In anderen Fällen waren die Kontrollen über die Zuwendungen des Landes Berlin überaus lückenhaft. Insgesamt haben die Senatsverwaltungen nur in jedem vierten Fall die Empfänger staatlicher Zahlungen so überprüft, wie es in der Landeshaushaltsordnung vorgeschrieben ist.

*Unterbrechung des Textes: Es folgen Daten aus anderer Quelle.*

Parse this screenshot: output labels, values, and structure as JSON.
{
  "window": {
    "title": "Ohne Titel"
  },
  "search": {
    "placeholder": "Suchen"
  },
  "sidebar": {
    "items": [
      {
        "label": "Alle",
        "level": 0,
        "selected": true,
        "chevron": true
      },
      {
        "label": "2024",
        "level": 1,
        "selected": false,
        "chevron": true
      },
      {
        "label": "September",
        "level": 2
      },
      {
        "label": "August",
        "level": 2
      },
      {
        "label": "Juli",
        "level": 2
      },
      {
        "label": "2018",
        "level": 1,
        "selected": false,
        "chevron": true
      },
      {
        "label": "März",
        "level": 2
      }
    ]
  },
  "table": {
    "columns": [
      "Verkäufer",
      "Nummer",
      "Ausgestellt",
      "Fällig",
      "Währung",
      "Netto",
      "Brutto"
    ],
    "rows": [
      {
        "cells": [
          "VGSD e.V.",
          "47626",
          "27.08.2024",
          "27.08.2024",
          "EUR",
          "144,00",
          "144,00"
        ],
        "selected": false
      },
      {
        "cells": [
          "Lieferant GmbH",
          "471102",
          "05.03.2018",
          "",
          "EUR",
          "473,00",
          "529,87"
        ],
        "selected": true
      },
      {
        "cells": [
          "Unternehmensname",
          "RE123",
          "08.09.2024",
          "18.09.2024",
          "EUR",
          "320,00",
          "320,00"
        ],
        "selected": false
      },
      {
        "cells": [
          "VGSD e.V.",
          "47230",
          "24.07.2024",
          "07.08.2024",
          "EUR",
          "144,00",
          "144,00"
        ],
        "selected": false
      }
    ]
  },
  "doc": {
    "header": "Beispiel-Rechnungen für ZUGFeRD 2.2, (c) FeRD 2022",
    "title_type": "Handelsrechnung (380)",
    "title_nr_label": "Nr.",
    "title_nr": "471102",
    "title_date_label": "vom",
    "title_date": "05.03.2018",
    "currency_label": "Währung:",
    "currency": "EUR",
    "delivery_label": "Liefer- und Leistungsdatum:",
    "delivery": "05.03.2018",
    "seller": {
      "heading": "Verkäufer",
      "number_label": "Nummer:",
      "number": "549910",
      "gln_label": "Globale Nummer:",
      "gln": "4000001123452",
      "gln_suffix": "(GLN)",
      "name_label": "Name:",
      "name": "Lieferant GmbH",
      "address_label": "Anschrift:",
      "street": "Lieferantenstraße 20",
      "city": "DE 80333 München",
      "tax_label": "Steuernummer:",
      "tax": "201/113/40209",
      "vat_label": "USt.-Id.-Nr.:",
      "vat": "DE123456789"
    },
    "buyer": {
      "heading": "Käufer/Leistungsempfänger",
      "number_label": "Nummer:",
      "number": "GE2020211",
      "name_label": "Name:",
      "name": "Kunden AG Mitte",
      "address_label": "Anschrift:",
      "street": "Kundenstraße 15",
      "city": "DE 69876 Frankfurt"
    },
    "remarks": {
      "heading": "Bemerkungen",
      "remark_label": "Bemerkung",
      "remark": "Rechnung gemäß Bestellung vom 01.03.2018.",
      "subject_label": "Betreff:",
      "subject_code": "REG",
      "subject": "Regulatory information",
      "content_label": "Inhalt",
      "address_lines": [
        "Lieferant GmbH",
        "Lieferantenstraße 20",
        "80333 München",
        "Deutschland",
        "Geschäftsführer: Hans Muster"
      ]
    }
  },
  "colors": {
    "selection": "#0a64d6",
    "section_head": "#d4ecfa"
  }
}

Aus Sicht des Finanzexperten der Grünen, Oliver Schruoffeneger, ist der willkürliche Umgang mit dem Zuwendungsrecht nur ein Beispiel für das „verlotterte Rechtsverständnis“ der rot-roten Koalition in Gelddingen. „Für den rot-roten Senat war das Haushaltsrecht in den vergangenen Jahren einfach nur störend“, sagte Schruoffeneger am Donnerstag: „Es wird um Cent-Beträge gestritten, während anderswo Millionen ohne Kontrolle ausgezahlt werden“, sagte der Grünen-Abgeordnete und präsentierte eine lange Liste von Sündenfällen der SPD und Linkspartei. Wesentliche Rechte des Parlaments, das ja vor allem die Ausgaben der Exekutive überwachsen soll, seien „faktisch ausgehebelt“ worden.

So seien etwa die Hälfte der als „außer- und überplanmäßig“ deklarierten Ausgaben keinesfalls unvorhersehbar und unvermeidlich gewesen, wie es das Haushaltsrecht verlangt, wenn mehr Geld ausgegeben wird als das Parlament genehmigt hat.

Als Beispiel nannte Schruoffeneger eine Zuwendung von 1,9 Millionen Euro an den Klinikkonzern Vivantes für Bauarbeiten in der Forensik. Vivantes hätte das auch selber bezahlen können, wie der zuständige Staatssekretär eingeräumt habe, hätte dann aber andere Ausgaben nicht machen können. Regelmäßig verstoßen die Senatsverwaltungen nach den Worten Schruoffenegers gegen die Vorschrift, wonach eine Investitionsmaßnahme erst in den Haushalt aufgenommen werden darf, wenn die Bauplanungsunterlage fertig ist. In 70 Prozent der Fälle sei das nicht der Fall gewesen. In der Folge komme es oft zu Kostensteigerungen, die das Parlament als Haushaltsgesetzgeber schlucken müsse, weil ein Bau schon Millionen verschlungen habe, aber der Brandschutz noch fehle.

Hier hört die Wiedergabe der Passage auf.